Selon lui, un consommateur qui mettait dans son panier une cuvée québécoise à 30 $ l’année dernière va être tenté d’opter cette année pour un vin français moins cher.

« On se bat pour la piasse de luxe que les gens n’ont plus ! »

Dans le contexte actuel, Félix Duranceau estime que les consommateurs font avec le vin comme ils font avec la bière : ils retournent vers des valeurs sûres. Et pour le vin, c’est peut-être un petit blanc de la Loire qui coûte moins de 20 $ à la SAQ ou un vin d’Amérique du Sud acheté à l’épicerie. Au détriment des vidal et des rieslings locaux.

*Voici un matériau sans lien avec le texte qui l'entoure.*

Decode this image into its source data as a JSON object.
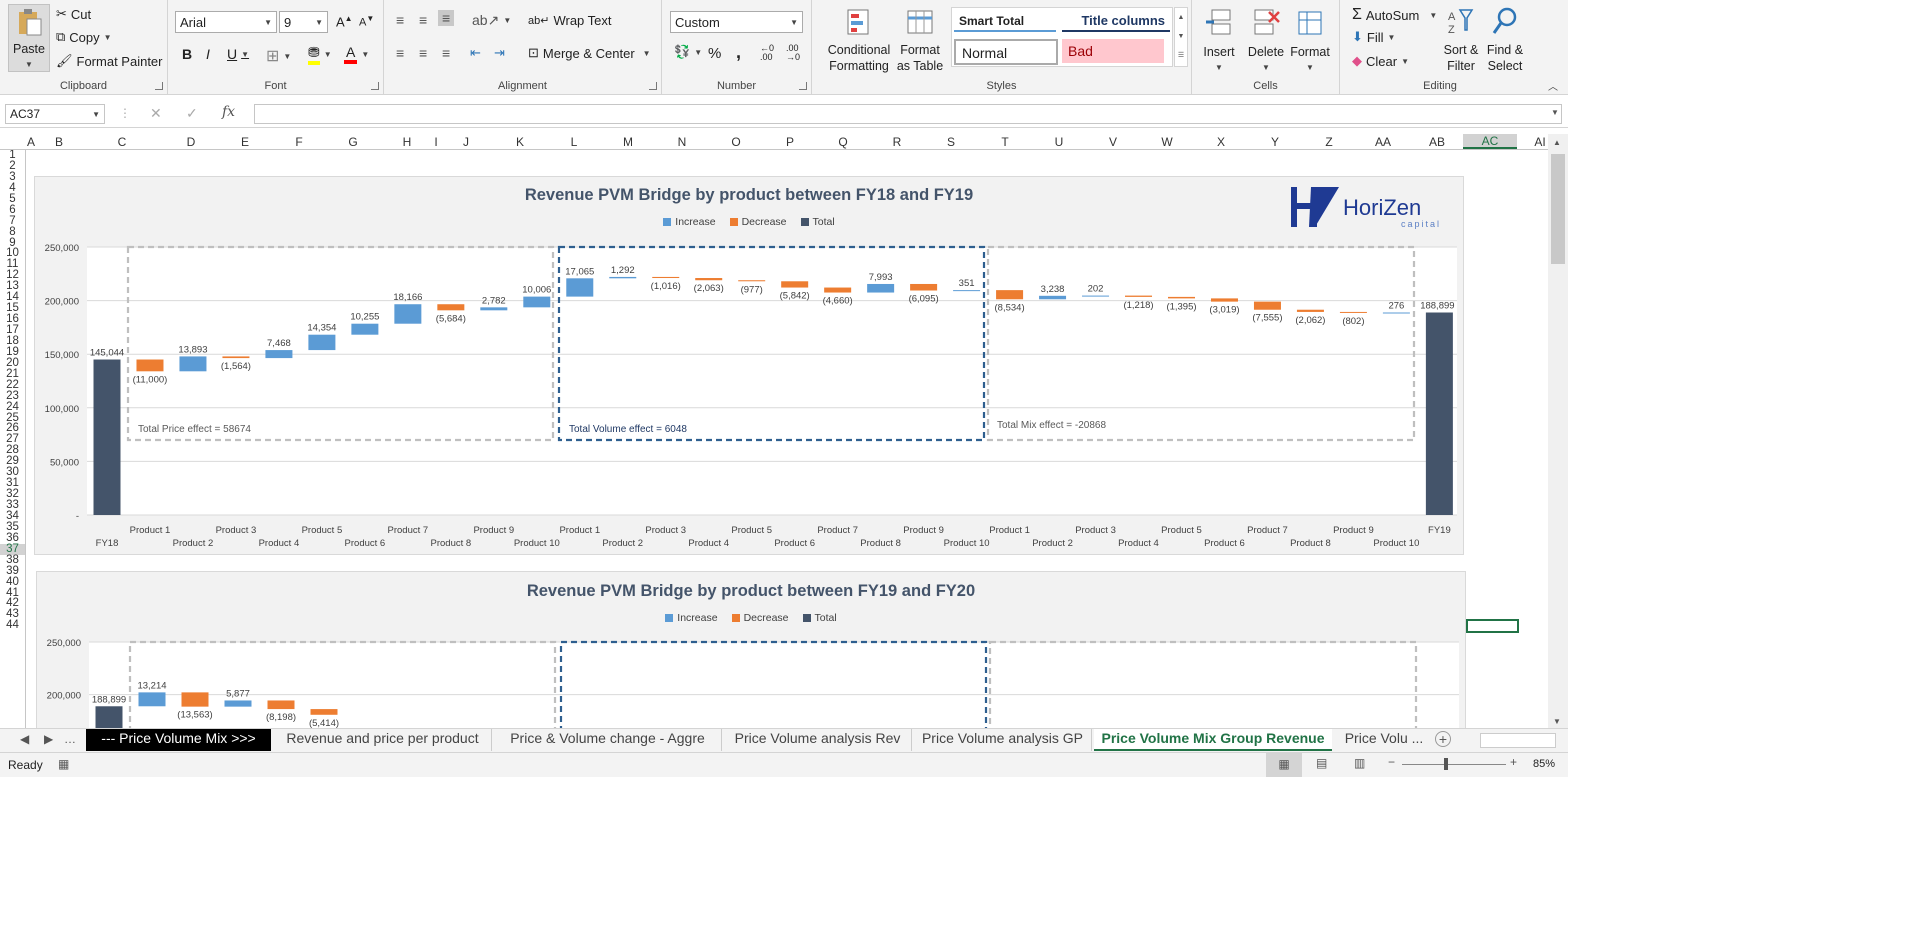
{
  "ribbon": {
    "clipboard": {
      "paste": "Paste",
      "cut": "Cut",
      "copy": "Copy",
      "format_painter": "Format Painter",
      "label": "Clipboard"
    },
    "font": {
      "name": "Arial",
      "size": "9",
      "bold": "B",
      "italic": "I",
      "underline": "U",
      "label": "Font"
    },
    "alignment": {
      "wrap": "Wrap Text",
      "merge": "Merge & Center",
      "label": "Alignment"
    },
    "number": {
      "format": "Custom",
      "percent": "%",
      "comma": ",",
      "label": "Number"
    },
    "styles": {
      "conditional": "Conditional Formatting",
      "format_table": "Format as Table",
      "smart_total": "Smart Total",
      "title_columns": "Title columns",
      "normal": "Normal",
      "bad": "Bad",
      "label": "Styles"
    },
    "cells": {
      "insert": "Insert",
      "delete": "Delete",
      "format": "Format",
      "label": "Cells"
    },
    "editing": {
      "autosum": "AutoSum",
      "fill": "Fill",
      "clear": "Clear",
      "sort": "Sort & Filter",
      "find": "Find & Select",
      "label": "Editing"
    }
  },
  "formula": {
    "name_box": "AC37",
    "fx": "fx"
  },
  "columns": [
    "A",
    "B",
    "C",
    "D",
    "E",
    "F",
    "G",
    "H",
    "I",
    "J",
    "K",
    "L",
    "M",
    "N",
    "O",
    "P",
    "Q",
    "R",
    "S",
    "T",
    "U",
    "V",
    "W",
    "X",
    "Y",
    "Z",
    "AA",
    "AB",
    "AC",
    "AI"
  ],
  "rows": [
    "1",
    "2",
    "3",
    "4",
    "5",
    "6",
    "7",
    "8",
    "9",
    "10",
    "11",
    "12",
    "13",
    "14",
    "15",
    "16",
    "17",
    "18",
    "19",
    "20",
    "21",
    "22",
    "23",
    "24",
    "25",
    "26",
    "27",
    "28",
    "29",
    "30",
    "31",
    "32",
    "33",
    "34",
    "35",
    "36",
    "37",
    "38",
    "39",
    "40",
    "41",
    "42",
    "43",
    "44"
  ],
  "logo": {
    "main": "HoriZen",
    "sub": "capital"
  },
  "chart_data": [
    {
      "type": "bar",
      "title": "Revenue PVM Bridge by product between FY18 and FY19",
      "legend": [
        "Increase",
        "Decrease",
        "Total"
      ],
      "colors": {
        "increase": "#5b9bd5",
        "decrease": "#ed7d31",
        "total": "#44546a"
      },
      "ylim": [
        0,
        250000
      ],
      "yticks": [
        "250,000",
        "200,000",
        "150,000",
        "100,000",
        "50,000",
        "-"
      ],
      "categories": [
        "FY18",
        "Product 1",
        "Product 2",
        "Product 3",
        "Product 4",
        "Product 5",
        "Product 6",
        "Product 7",
        "Product 8",
        "Product 9",
        "Product 10",
        "Product 1",
        "Product 2",
        "Product 3",
        "Product 4",
        "Product 5",
        "Product 6",
        "Product 7",
        "Product 8",
        "Product 9",
        "Product 10",
        "Product 1",
        "Product 2",
        "Product 3",
        "Product 4",
        "Product 5",
        "Product 6",
        "Product 7",
        "Product 8",
        "Product 9",
        "Product 10",
        "FY19"
      ],
      "values": [
        145044,
        -11000,
        13893,
        -1564,
        7468,
        14354,
        10255,
        18166,
        -5684,
        2782,
        10006,
        17065,
        1292,
        -1016,
        -2063,
        -977,
        -5842,
        -4660,
        7993,
        -6095,
        351,
        -8534,
        3238,
        202,
        -1218,
        -1395,
        -3019,
        -7555,
        -2062,
        -802,
        276,
        188899
      ],
      "labels": [
        "145,044",
        "(11,000)",
        "13,893",
        "(1,564)",
        "7,468",
        "14,354",
        "10,255",
        "18,166",
        "(5,684)",
        "2,782",
        "10,006",
        "17,065",
        "1,292",
        "(1,016)",
        "(2,063)",
        "(977)",
        "(5,842)",
        "(4,660)",
        "7,993",
        "(6,095)",
        "351",
        "(8,534)",
        "3,238",
        "202",
        "(1,218)",
        "(1,395)",
        "(3,019)",
        "(7,555)",
        "(2,062)",
        "(802)",
        "276",
        "188,899"
      ],
      "annotations": [
        "Total Price effect = 58674",
        "Total Volume effect = 6048",
        "Total Mix effect = -20868"
      ]
    },
    {
      "type": "bar",
      "title": "Revenue PVM Bridge by product between FY19 and FY20",
      "legend": [
        "Increase",
        "Decrease",
        "Total"
      ],
      "ylim": [
        0,
        250000
      ],
      "yticks": [
        "250,000",
        "200,000"
      ],
      "values": [
        188899,
        13214,
        -13563,
        5877,
        -8198,
        -5414
      ],
      "labels": [
        "188,899",
        "13,214",
        "(13,563)",
        "5,877",
        "(8,198)",
        "(5,414)"
      ]
    }
  ],
  "tabs": [
    "--- Price Volume Mix >>>",
    "Revenue and price per product",
    "Price & Volume change - Aggre",
    "Price Volume analysis Rev",
    "Price Volume analysis GP",
    "Price Volume Mix Group Revenue",
    "Price Volu ..."
  ],
  "status": {
    "ready": "Ready",
    "zoom": "85%"
  }
}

Baisse des ventes de vins québécois à la SAQ

Il y a eu un recul des ventes de vins québécois de 7 % à la SAQ, depuis le début de l’année financière. Cela inclut une baisse de 16 % des rosés qui s’explique par la météo estivale qui nous a moins donné envie de trinquer au rosé, explique la porte-parole de la SAQ, Geneviève Cormier. Cette dernière note aussi « qu’on se compare à une année exceptionnellement haute l’année dernière ». Pour l’année 2022-2023, les ventes des vins Origine Québec avaient augmenté de 19 %.

En savoir plus
  • Du simple au double
    Le Québec a produit 3,1 millions de bouteilles de vin l’année dernière. C’est plus du double de la quantité produite il y a 10 ans, en 2013 : 1,4 million de bouteilles.